Friends came to visit but I was like a prisoner on death row.  I had pronounced on myself my own death sentence and was not prepared to think about anything else.  We all cried.  I was tired but couldn't sleep.  How was I going to sleep?  I am not sure how but the hours slipped by and my friend arrived.  The hospital kindly set up a bed for her and I had company for the night and was able feeling secure to drift off. 

Waiting for the consultant to arrive in the morning was awful.  He did not keep us hanging on and arrived earlier than expected with the 'Results'.  He told me the scan proved my skeleton was clear but they were still unsure about a part of my pelvis and that an abnormality had been seen on the CT scan.  He wanted to give me a definitive answer but couldn't and needed to have the report in from the MRI scan the following day to be sure.  So no real resolution.  A stay of execution if you will?

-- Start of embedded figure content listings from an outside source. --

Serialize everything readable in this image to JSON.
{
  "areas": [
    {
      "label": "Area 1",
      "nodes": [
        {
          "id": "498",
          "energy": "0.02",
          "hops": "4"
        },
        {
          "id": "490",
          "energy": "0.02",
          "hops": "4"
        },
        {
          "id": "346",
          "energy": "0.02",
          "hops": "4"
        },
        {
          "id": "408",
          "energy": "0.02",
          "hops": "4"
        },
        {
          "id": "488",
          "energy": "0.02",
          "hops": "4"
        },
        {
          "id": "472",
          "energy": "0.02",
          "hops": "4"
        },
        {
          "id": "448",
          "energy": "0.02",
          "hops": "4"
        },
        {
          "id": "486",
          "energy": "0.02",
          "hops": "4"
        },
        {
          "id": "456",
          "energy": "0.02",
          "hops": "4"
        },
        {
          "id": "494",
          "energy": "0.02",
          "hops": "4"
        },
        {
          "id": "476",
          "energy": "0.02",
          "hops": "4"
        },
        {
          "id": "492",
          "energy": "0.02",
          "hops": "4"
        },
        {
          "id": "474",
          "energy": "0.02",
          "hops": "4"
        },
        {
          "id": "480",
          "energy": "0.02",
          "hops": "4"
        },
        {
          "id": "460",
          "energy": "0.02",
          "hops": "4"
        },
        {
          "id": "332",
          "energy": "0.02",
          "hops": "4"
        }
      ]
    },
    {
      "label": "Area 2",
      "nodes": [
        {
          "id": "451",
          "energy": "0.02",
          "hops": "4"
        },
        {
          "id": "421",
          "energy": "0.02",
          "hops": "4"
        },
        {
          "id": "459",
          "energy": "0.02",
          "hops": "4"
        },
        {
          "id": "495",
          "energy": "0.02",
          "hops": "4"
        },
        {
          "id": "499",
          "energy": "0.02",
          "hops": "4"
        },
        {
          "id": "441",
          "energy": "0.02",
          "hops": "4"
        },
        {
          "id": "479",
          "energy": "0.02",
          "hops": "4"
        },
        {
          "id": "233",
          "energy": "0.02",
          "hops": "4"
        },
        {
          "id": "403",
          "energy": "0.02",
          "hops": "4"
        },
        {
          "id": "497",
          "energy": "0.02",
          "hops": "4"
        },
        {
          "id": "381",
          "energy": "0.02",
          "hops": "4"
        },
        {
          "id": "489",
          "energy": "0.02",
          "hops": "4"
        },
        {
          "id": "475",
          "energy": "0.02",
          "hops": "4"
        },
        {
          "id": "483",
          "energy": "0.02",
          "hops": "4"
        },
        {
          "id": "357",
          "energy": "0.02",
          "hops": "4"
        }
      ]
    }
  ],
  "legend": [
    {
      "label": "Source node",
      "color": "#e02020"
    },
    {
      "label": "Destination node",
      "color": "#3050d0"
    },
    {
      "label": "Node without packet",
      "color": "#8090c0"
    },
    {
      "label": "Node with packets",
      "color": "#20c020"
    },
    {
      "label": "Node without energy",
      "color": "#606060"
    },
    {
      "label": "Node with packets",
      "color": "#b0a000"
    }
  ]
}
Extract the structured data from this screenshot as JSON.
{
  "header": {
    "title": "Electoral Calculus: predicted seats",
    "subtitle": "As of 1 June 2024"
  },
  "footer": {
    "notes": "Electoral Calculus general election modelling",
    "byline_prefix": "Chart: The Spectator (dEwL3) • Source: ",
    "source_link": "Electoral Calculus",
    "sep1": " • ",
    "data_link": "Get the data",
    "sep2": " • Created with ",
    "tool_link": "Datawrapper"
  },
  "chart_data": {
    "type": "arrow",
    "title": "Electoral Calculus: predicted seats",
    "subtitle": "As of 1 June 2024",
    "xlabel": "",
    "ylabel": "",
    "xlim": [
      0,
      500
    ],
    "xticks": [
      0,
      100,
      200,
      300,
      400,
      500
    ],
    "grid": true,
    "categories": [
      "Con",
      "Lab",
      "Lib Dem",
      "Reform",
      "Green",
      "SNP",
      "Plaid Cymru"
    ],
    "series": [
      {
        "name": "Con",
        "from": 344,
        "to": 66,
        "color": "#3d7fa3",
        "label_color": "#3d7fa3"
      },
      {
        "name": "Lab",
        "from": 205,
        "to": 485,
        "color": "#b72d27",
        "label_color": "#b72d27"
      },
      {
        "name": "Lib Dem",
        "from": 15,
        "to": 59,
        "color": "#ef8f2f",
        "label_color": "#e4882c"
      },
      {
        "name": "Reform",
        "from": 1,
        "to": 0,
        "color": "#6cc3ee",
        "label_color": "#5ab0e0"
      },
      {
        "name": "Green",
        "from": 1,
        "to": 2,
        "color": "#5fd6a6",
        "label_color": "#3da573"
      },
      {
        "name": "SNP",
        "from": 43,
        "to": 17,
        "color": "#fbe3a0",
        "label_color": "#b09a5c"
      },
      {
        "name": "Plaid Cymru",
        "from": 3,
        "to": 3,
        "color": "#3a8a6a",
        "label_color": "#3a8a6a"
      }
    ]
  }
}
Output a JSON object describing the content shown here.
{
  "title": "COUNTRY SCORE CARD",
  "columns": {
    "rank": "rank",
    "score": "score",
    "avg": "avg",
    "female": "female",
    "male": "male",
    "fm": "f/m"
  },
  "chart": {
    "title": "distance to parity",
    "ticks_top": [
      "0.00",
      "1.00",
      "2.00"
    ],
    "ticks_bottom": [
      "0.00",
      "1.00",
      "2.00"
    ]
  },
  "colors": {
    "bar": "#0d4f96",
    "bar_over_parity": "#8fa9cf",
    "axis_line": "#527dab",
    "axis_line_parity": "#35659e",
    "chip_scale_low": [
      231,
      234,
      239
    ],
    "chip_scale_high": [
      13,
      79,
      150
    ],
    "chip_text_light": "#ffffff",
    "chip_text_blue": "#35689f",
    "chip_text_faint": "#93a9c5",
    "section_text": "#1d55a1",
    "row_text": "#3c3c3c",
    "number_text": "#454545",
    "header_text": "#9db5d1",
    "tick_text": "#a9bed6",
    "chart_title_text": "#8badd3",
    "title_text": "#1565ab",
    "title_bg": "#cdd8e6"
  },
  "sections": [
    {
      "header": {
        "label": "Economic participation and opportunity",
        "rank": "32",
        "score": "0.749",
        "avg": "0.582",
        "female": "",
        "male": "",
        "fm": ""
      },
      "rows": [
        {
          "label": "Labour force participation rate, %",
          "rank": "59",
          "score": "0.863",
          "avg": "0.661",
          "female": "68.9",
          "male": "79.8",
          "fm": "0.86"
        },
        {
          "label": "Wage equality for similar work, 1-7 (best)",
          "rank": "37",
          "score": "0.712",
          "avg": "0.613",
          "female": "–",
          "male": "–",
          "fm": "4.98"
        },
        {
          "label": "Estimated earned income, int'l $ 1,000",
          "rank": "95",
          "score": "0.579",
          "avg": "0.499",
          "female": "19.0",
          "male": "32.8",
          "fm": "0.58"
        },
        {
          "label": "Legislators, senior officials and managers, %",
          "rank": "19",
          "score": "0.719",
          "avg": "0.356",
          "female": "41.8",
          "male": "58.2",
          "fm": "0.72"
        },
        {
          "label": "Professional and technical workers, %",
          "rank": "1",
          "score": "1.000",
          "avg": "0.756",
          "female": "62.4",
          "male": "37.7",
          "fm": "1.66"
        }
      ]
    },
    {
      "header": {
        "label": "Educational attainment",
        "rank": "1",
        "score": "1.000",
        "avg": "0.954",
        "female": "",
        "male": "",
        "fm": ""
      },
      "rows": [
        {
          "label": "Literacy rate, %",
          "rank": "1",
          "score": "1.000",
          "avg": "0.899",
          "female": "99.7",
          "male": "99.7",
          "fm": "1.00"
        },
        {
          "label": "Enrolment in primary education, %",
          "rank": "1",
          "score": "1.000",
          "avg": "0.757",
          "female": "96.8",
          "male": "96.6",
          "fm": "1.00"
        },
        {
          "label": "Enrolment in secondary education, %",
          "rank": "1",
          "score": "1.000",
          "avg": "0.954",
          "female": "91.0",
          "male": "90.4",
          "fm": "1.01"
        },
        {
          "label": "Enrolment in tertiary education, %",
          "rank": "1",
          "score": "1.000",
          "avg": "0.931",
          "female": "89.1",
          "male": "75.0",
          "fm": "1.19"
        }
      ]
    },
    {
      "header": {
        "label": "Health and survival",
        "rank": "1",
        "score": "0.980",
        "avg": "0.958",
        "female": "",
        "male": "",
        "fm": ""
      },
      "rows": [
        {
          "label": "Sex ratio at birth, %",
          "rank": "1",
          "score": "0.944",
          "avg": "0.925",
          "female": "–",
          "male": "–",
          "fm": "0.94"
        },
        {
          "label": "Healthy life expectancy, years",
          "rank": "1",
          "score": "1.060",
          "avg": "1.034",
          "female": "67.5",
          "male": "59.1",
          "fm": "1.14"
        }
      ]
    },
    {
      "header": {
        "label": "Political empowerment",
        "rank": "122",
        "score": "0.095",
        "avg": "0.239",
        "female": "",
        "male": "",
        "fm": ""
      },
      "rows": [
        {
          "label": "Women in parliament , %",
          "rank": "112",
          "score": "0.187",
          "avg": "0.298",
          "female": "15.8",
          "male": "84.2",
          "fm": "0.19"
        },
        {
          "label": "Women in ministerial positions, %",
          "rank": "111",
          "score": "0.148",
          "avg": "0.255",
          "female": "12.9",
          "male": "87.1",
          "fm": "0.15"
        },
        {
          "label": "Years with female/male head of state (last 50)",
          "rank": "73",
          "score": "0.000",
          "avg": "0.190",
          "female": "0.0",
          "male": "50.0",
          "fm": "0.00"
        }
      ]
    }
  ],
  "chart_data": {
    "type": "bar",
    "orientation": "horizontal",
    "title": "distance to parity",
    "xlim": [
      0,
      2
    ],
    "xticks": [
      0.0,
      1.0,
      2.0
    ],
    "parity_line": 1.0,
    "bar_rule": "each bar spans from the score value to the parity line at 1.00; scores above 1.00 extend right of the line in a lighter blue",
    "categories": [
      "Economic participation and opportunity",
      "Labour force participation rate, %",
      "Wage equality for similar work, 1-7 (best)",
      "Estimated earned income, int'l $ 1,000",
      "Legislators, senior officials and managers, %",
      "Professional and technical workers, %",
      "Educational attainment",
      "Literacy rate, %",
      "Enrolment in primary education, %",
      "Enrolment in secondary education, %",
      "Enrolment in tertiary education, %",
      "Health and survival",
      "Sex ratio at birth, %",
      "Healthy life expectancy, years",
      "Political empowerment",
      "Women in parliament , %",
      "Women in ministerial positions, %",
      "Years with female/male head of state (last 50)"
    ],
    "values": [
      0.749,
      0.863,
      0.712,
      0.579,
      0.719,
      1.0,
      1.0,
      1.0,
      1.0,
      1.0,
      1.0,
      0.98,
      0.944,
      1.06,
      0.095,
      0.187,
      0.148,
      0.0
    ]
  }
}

Mixture of relief that my skeleton was clear but fear that my pelvis might not be.  We are learning, this process is about uncertainty and time wasted waiting for results.

While we await results we attempt to live, try to carry on, the car needs an MOT, the children need to go to school and the boys need a stimulating daily routine.  This is the hardest thing to maintain, a routine, it is surprising how much you rely on a routine to take you through each day.  It is only when you are removed from the routine, the need for routine that you realise this.  Routine equals normality.  I am excused the need for routine.  I want routine back.